Toward a Lived Science Curriculum in Intersecting Figured Worlds: An Exploration of Individual Meanings in Science Education

Abstract

As knowledge of and familiarity with science becomes an increasingly important aspect of contemporary life and citizenship, efforts have been made to make the science curriculum a ``lived'' curriculum (Hurd, 2000), one that reaches out to the lives, communities, and experiences of students. In this research around a high school urban ecology curriculum, we advance the idea that a focus on meaning, as the keystone for identity development, can help reach the goal of a lived science curriculum. Drawing upon social practice theory (Holland & Lave, 2001, 2009) and figured worlds (Holland, Lachicotte, Skinner, & Cain, 1998; Urietta, 2007), we present a way to conceptualize the meanings which emerge.
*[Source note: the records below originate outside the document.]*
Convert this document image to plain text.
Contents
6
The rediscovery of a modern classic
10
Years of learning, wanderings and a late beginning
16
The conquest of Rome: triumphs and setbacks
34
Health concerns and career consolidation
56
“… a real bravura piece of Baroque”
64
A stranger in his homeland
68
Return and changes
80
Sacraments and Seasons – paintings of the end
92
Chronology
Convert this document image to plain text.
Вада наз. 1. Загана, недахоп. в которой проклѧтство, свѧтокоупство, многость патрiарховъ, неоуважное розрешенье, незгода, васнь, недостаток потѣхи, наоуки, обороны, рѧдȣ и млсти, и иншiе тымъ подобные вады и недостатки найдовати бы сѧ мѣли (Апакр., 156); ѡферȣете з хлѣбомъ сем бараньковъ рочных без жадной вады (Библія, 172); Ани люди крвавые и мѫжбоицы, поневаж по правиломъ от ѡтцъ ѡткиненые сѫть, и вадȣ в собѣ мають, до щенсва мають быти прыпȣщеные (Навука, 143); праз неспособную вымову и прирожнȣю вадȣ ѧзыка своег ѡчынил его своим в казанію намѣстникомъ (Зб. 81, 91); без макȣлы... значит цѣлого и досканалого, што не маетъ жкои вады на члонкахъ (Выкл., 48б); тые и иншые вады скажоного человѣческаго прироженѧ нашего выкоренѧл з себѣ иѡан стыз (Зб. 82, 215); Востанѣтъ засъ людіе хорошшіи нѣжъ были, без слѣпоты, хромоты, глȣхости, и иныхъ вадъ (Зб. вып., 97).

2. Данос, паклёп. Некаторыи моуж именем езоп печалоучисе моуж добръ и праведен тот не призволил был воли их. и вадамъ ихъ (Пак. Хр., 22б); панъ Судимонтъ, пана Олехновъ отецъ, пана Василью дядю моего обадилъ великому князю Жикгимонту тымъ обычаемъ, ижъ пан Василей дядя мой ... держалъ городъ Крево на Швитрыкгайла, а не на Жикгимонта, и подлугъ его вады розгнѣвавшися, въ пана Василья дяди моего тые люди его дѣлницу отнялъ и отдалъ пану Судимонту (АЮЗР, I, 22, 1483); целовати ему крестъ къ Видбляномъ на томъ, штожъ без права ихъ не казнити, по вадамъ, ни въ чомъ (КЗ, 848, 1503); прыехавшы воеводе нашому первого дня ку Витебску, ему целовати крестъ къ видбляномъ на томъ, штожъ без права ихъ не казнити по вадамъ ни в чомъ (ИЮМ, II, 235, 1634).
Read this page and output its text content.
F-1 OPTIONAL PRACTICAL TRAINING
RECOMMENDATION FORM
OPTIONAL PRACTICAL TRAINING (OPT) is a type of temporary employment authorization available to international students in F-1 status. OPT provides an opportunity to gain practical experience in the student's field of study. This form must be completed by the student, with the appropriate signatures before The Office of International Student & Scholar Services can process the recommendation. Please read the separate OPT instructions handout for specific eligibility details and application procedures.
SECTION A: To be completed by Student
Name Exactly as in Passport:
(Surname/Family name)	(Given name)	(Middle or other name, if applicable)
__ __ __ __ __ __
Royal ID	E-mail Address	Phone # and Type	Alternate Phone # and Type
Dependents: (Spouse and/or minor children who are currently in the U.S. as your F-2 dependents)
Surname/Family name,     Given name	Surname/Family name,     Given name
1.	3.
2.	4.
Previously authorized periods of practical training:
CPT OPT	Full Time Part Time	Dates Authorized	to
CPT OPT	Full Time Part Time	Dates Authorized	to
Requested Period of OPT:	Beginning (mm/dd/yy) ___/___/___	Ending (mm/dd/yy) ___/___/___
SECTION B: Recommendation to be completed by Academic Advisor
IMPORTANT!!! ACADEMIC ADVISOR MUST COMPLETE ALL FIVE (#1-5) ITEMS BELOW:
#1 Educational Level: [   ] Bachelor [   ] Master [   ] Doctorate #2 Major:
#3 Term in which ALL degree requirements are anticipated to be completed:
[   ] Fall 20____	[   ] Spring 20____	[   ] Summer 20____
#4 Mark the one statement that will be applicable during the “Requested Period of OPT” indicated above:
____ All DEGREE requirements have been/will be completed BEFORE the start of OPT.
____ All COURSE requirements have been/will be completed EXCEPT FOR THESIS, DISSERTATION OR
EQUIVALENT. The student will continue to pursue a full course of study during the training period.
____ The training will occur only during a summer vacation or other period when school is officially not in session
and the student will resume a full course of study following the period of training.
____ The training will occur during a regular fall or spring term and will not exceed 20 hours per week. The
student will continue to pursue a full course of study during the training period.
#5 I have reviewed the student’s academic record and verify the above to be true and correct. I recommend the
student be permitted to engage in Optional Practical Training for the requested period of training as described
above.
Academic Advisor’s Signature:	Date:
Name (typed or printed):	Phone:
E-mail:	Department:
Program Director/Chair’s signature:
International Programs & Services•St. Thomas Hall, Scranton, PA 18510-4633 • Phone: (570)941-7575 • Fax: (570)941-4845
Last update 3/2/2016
We find through interviews with the adult participants (two curriculum developers and a classroom teacher) and students that meaning is described using three layers: meaning in person, meaning in intent, and meaning in practice. There are points of continuity and discontinuity of these meanings attributed to the curriculum by the adult participants. We further present data through the analysis of classroom video and artifacts created by students during an activity designed to elicit the meanings that students attribute to the curriculum. We discuss these findings and the possibilities for curriculum to provide opportunities for intersecting figured worlds which provide a focus on meaning and opportunities for agency in and with science. © 2013 Wiley Periodicals, Inc. J Res Sci Teach 50: 501– 529, 2013.